Nehmen wir an, in der Wahrnehmung einer Führungskraft, die wir Ileane nennen, ist eine Mitarbeiterin, die wir Tabea nennen, nur noch ein Dorn im Auge. Wenn Ileane Tabea sieht, sieht Ileane rot.

Aus Ileanes Sicht, aus Sicht der Führungskraft, stellt sich die Zusammenarbeit folgendermaßen dar:

  • Tabea motzt dagegen, sobald Ileane eine Anweisung gibt
  • Tabea sagt das eine und tut hinter dem Rücken das andere. Ileane sagt, Tabea lüge, wenn sie den Mund aufmache
  • Wenn Tabea morgens kommt, macht sie sich erst einmal gemütlich, ehe sie überhaupt anfängt zu arbeiten.
  • Tabea ist nie, wirklich nicht ein einziges Mal pünktlich …

… und so könnte ich die Liste fortsetzen.

Diese Sichtweise von Ileane ist eine hübsche Reihe von Interpretationen.

Weshalb sind es Interpretationen?

  • Es sind Verallgemeinerungen, Bewertungen, Beurteilungen etc.

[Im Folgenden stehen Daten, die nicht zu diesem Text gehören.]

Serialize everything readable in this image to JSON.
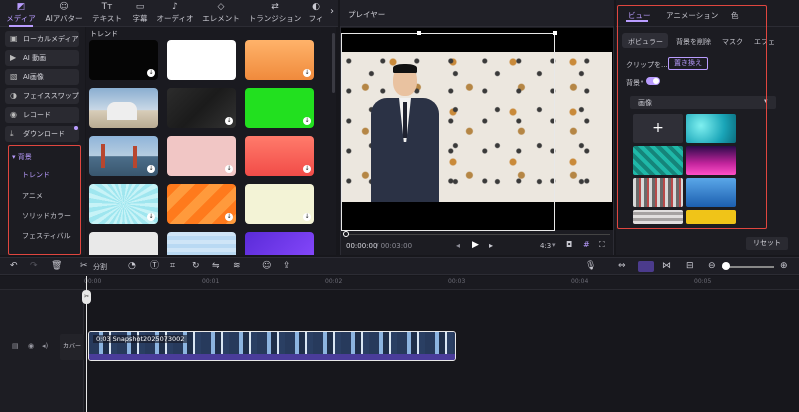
{
  "toolbar": {
    "tabs": [
      {
        "label": "メディア",
        "icon": "media-icon"
      },
      {
        "label": "AIアバター",
        "icon": "avatar-icon"
      },
      {
        "label": "テキスト",
        "icon": "text-icon"
      },
      {
        "label": "字幕",
        "icon": "caption-icon"
      },
      {
        "label": "オーディオ",
        "icon": "audio-icon"
      },
      {
        "label": "エレメント",
        "icon": "element-icon"
      },
      {
        "label": "トランジション",
        "icon": "transition-icon"
      },
      {
        "label": "フィ",
        "icon": "filter-icon"
      }
    ],
    "more": "›"
  },
  "left_nav": {
    "items": [
      "ローカルメディア",
      "AI 動画",
      "AI画像",
      "フェイススワップ",
      "レコード",
      "ダウンロード"
    ],
    "category_header": "背景",
    "categories": [
      "トレンド",
      "アニメ",
      "ソリッドカラー",
      "フェスティバル"
    ]
  },
  "grid": {
    "section_title": "トレンド"
  },
  "player": {
    "title": "プレイヤー",
    "time_current": "00:00:00",
    "time_total": "/ 00:03:00",
    "ratio": "4:3"
  },
  "right": {
    "tabs": [
      "ビュー",
      "アニメーション",
      "色"
    ],
    "subtabs": [
      "ボビュラー",
      "背景を削除",
      "マスク",
      "エフェ"
    ],
    "clip_label": "クリップを...",
    "replace_button": "置き換え",
    "background_label": "背景",
    "dropdown_value": "画像",
    "reset": "リセット",
    "add_symbol": "+"
  },
  "timeline": {
    "split_label": "分割",
    "ruler_ticks": [
      "00:00",
      "00:01",
      "00:02",
      "00:03",
      "00:04",
      "00:05"
    ],
    "cover_label": "カバー",
    "clip_label": "0:03  Snapshot2025073002"
  },
  "colors": {
    "accent": "#b99cff",
    "highlight_box": "#e0463f",
    "clip": "#3a2f78"
  }
}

Werden Interpretationen in Form einer Aussage zur Sprache gebracht, führt das in einem Gespräch dazu, dass sich die Gesprächspartnerin oder der Gesprächspartner rechtfertigt. Und dann dreht sich das Gespräch darum, dass es nicht stimme, dass sie nicht lüge, wenn sie den Mund aufmache, außerdem sei sie fleißig  … und der eigentliche Kern des Gesprächs rutscht aus dem Fokus. Die Beobachtungen zu kommunizieren, das hält wiederum den Fokus.

Bei Ileane und Tabea könnte das folgendermaßen aussehen.

Ok – beispielhafte Anerkennungen mag ich dann doch anbringen.

„Hallo Tabea, nimm doch bitte Platz. Dieses Gespräch zu führen, ist für mich nicht ganz einfach. Ich bin froh, dass Du diesen Termin bestätigt hast und jetzt wahrgenommen hast. Ich freue mich, dass Du um 9 Uhr gekommen bist, wie es abgesprochen war. Und gerne möchte ich Dir auch sagen, dass Deine Kollegin sich sehr gefreut hat, dass Du die Dokumentation für sie fertiggestellt hast.
Du lächelst. Daher gehe ich davon aus, dass Dich die Anerkennung freut. Das freut mich.
Was jetzt folgt, fällt mir, wie gesagt, nicht leicht. Wir haben bereits mehrere Gespräche geführt, das letzte vor zwei Monaten. Zwei Abmahnungen haben wir Dir bereits erteilt. Wir haben Deinen Arbeitsbeginn um eine Stunde nach hinten verschoben. 8.30 Uhr sei eine Zeit, die Du schaffen könntest, hast Du uns gesagt … bitte lass mich den Satz zu Ende bringen … In den letzten 30 Arbeitstagen bist du frühestens um 8.43 Uhr im Haus gewesen, an einigen Tagen sogar erst um 9 Uhr. Vor zwei Wochen habe ich Dich gefragt, ob Du es schaffst, um 8.30 Uhr zu beginnen, Du hast mich angesehen und hast „ja“ gesagt. Möchtest Du Dich an dieser Stelle dazu äußern?“

Ob eine Tabea daraufhin schweigt oder ob sie sich rechtfertigt, es ist entlastend, wenn Du als Führungskraft bei der Schilderung Deiner Beobachtungen bleibst und diese, wenn nötig, wiederholst, wie eine kaputte Vinyl-Schallplatte, die an einer Stelle hängen bleibt. Selbstredend gilt es nicht, sämtliche Beobachtungen zu benennen, aber durchaus solche, die den Schritt zu kündigen nachvollziehbarer machen.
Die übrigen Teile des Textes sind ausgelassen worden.